About the author
Chris Binnie is a Technical Consultant with 20 years of experience working with Linux systems, and a writer for Linux Magazine and Admin Magazine. He built an Autonomous System Network in 2005, and served HD video to 77 countries via a media streaming platform. Over the course of his career, he has deployed many servers in the cloud and on banking and government server estates.
Inside Linux Server Security
The author addresses a number of ways to protect your Linux systems – those that plug the biggest, most often exploited holes and, in general, bring “most bang for your buck” (the “buck” here being “effort”).
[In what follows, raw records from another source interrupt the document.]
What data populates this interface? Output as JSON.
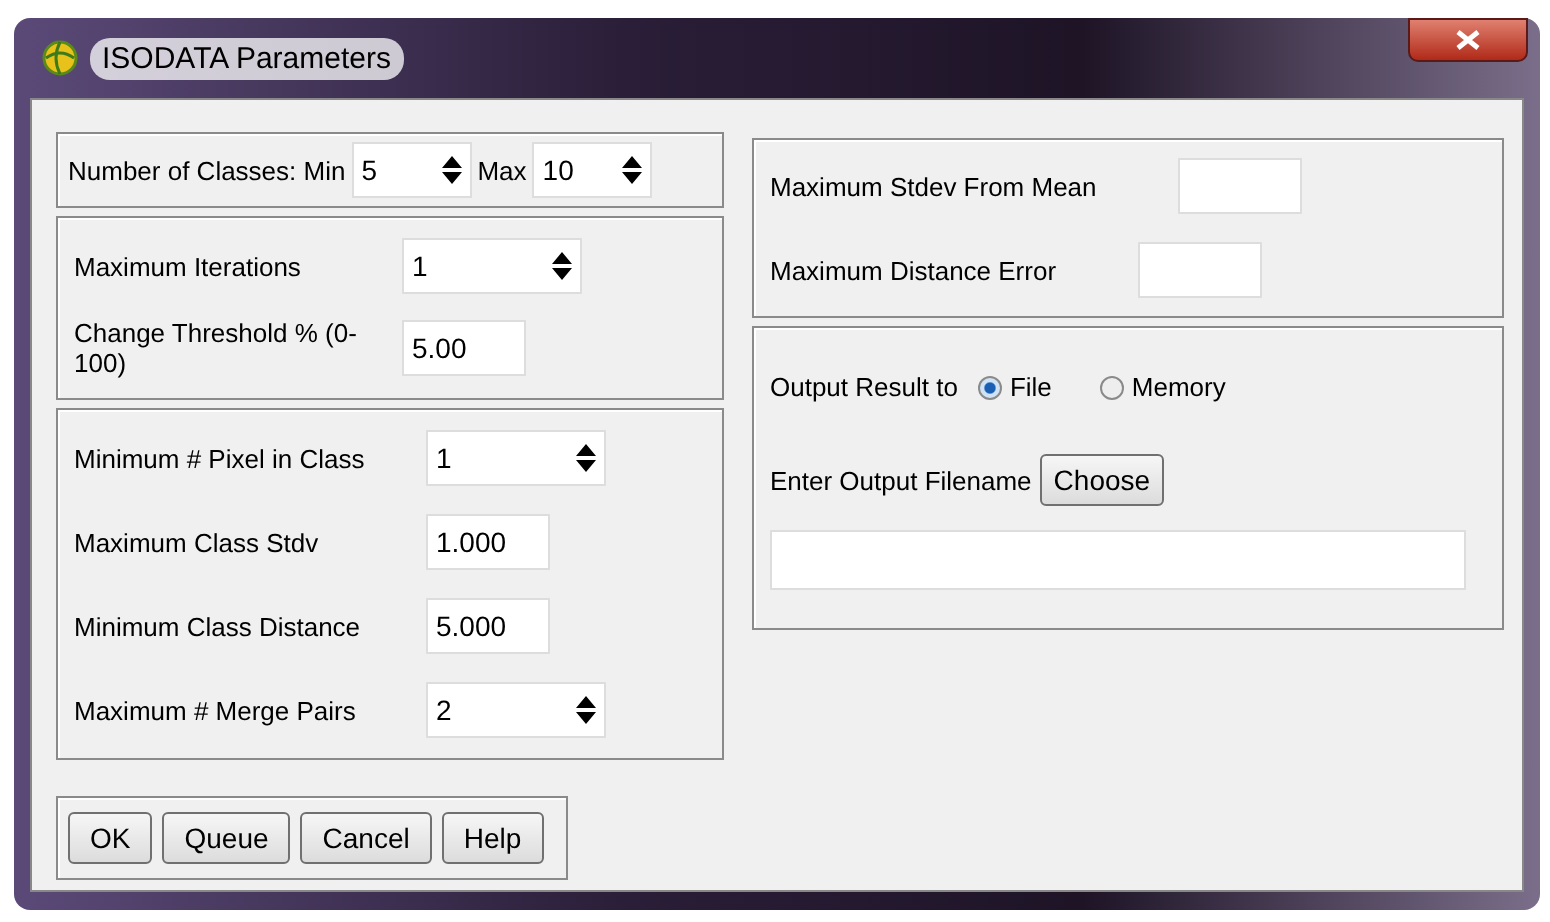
{
  "window": {
    "title": "ISODATA Parameters"
  },
  "classes": {
    "label": "Number of Classes: Min",
    "min": "5",
    "max_label": "Max",
    "max": "10"
  },
  "groups": [
    {
      "rows": [
        {
          "label": "Maximum Iterations",
          "kind": "spinner",
          "value": "1"
        },
        {
          "label": "Change Threshold % (0-100)",
          "kind": "text",
          "value": "5.00"
        }
      ]
    },
    {
      "rows": [
        {
          "label": "Minimum # Pixel in Class",
          "kind": "spinner",
          "value": "1"
        },
        {
          "label": "Maximum Class Stdv",
          "kind": "text",
          "value": "1.000"
        },
        {
          "label": "Minimum Class Distance",
          "kind": "text",
          "value": "5.000"
        },
        {
          "label": "Maximum # Merge Pairs",
          "kind": "spinner",
          "value": "2"
        }
      ]
    }
  ],
  "buttons": [
    "OK",
    "Queue",
    "Cancel",
    "Help"
  ],
  "right_rows": [
    {
      "label": "Maximum Stdev From Mean",
      "kind": "text"
    },
    {
      "label": "Maximum Distance Error",
      "kind": "text"
    }
  ],
  "output": {
    "label": "Output Result to",
    "options": [
      {
        "label": "File",
        "selected": true
      },
      {
        "label": "Memory",
        "selected": false
      }
    ],
    "filename_label": "Enter Output Filename",
    "choose": "Choose"
  }
}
For example, you’ll learn how to keep your server unnoticed by attackers (effectively, performing “security through obscurity”), how to protect it from being exploited to participate in DDoS attacks against, how to spot reconnaissance efforts aimed against it, rootkits being inserted, malware being leveraged, and how to prevent SQL injection attacks.
The author explains how to do all this, but also how attackers go about performing these attacks, and the tools they most often use. You’ll learn yourself how to use these same tools – nmap, netcat, nping, iptables, tcpdump, hashcat, and so on – for probing your servers to find and plug security holes.
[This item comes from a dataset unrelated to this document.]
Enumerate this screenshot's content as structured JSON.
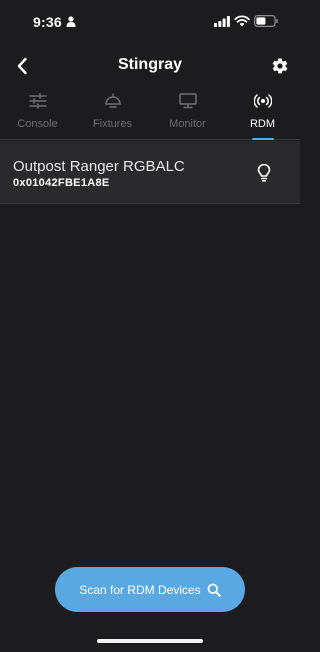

The techniques presented in this book apply to almost all Linux distributions including the many Debian and Red Hat derivatives, and some other Unix-type systems.
The book is sort of a step-by-step tutorial on doing all these things, but it’s not dry. Quite the contrary – you can almost feel the author taking you by the hand and leading you through the problems, explaining the reasoning for believing this or that option is the best, making it stick in your mind.
He doesn’t go too much in depth on any one thing, but often provides links to outside sources (right then and there, and not in the footnotes, which I appreciate greatly) if you want to learn more or simply help reason the choice for yourself.
Linux Server Security is a short book that will come handy and should be interesting to Linux systems administrators, especially if they know nothing or next to nothing about keeping them secure.
The author does not say – and you should not expect – that the techniques described in the book are good for keeping your server(s) secure from state-backed or other sophisticated attackers. Instead, they will help you repel an increasing number of proficient but mostly opportunistic attackers.